Your first job is a simple one: demolish a house. The flimsy, mostly wooden structure can be torn down with your hammer alone, or rammed with a vehicle. But to deal with the sturdy brick chimney, you may need to use some explosives. Luckily, someone has left a load of fragile gas canisters nearby. Toss them at the chimney and great chunks are blown out of it.
Everything in Teardown is made up of voxels, which are basically three-dimensional pixels. Delivery sim Cloudpunk (opens in new tab) recently used them to great effect to build its Blade Runner-inspired future city. These combine with realistic lighting, shadows, and reflections to make Teardown's blocky world look fantastic—and feel really solid too. However, as a result, it's pretty demanding hardware-wise.
When you bring your hammer down on the house's walls, they crumble into a pile of shattered voxels. Hurl an explosive canister at the chimney stack and it causes a tremendous explosion, sending cubes of brick flying everywhere. It's immensely satisfying to watch and feels amazingly tactile. It's probably the best simulated destruction I've seen in a game since Volition's Red Faction: Guerrilla was released way back when, if not wholly realistic.

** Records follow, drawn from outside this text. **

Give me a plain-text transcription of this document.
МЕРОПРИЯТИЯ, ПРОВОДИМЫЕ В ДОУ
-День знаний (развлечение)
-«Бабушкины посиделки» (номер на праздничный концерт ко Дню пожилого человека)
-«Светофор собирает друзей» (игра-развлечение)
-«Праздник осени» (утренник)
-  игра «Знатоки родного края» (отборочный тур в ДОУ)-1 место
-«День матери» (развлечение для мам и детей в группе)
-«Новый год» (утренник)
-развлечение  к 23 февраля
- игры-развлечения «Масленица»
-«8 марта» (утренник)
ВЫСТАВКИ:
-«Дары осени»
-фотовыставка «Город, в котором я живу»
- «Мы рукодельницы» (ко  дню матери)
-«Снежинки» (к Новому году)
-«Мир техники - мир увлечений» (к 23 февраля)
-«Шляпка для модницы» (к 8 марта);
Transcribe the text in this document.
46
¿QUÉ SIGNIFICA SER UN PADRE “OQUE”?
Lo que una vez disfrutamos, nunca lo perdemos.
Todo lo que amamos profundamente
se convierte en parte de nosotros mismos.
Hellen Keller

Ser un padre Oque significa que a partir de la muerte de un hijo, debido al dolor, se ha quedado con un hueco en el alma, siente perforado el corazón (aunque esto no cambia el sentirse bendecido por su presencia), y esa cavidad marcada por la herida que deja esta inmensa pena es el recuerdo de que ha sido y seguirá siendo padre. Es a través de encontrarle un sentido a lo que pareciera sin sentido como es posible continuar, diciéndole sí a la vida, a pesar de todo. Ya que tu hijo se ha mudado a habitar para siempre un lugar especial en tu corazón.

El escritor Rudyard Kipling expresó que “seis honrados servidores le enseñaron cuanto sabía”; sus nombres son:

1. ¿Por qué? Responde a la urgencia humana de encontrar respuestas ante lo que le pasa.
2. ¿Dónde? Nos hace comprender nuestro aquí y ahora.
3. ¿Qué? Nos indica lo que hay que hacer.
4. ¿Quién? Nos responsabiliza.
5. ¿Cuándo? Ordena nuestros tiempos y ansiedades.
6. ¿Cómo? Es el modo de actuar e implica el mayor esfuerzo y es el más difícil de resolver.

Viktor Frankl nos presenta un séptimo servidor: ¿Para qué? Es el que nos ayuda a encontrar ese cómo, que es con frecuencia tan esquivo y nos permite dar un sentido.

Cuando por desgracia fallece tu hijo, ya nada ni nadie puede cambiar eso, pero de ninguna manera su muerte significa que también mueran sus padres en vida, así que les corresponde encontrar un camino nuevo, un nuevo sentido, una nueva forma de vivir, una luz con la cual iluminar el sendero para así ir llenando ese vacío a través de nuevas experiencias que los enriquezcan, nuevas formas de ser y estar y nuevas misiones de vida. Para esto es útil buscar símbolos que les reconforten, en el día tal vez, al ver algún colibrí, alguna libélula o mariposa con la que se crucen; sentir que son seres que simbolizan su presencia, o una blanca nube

Later, jobs get more complicated—and more fun. Desperate for money, you start taking on jobs that are, uh, let's say legally dubious. It's here where Teardown suddenly, surprisingly, becomes a heist game where you break into buildings and compounds to steal or destroy stuff, and try to escape without tripping an alarm or accidentally setting the place on fire.
Each level is a puzzle, really, but with no set solution. You have to experiment with the sandbox to solve them, whether it's by using the various tools stuffed in your belt (more of which are unlocked as you play), vehicles including trucks, cranes, diggers, and other construction vehicles, or the environment itself. It's a game about breaking stuff, yes, but also being clever about it. Of course, if you'd rather just smash things, a sandbox mode lets you do just that.
In one job you have to steal three items scattered around a fairly large map. The trick is, when you grab one of them, an alarm sounds and a timer starts. If it dips to 0, the cops show up and bust you. So to get all three items safely to your getaway van, you have to plan ahead, smashing an escape route through the level, or using planks to build pathways across rooftops.
The game takes this idea and runs with it, with increasingly complex puzzles that require extensive planning to efficiently complete. You can quick save, thankfully, otherwise I could imagine the game being really frustrating. The simulated, physics-heavy nature of the world means mission-ending mistakes are a frequent occurrence, especially where cars are involved. Snag the bumper on a chunk of voxels during an escape and you're screwed.
Teardown is out now (opens in new tab) on Steam Early Access, and is quite reasonably priced. It's also in good shape technically, with a decent amount of content for this initial release. Although I did have an issue with my mouse drifting to the right. I checked in other games and it was fine, so I don't know what's happening there. Even with that slight annoyance, I love what I've played so far, and I'm looking forward to having more puzzles to solve in future updates.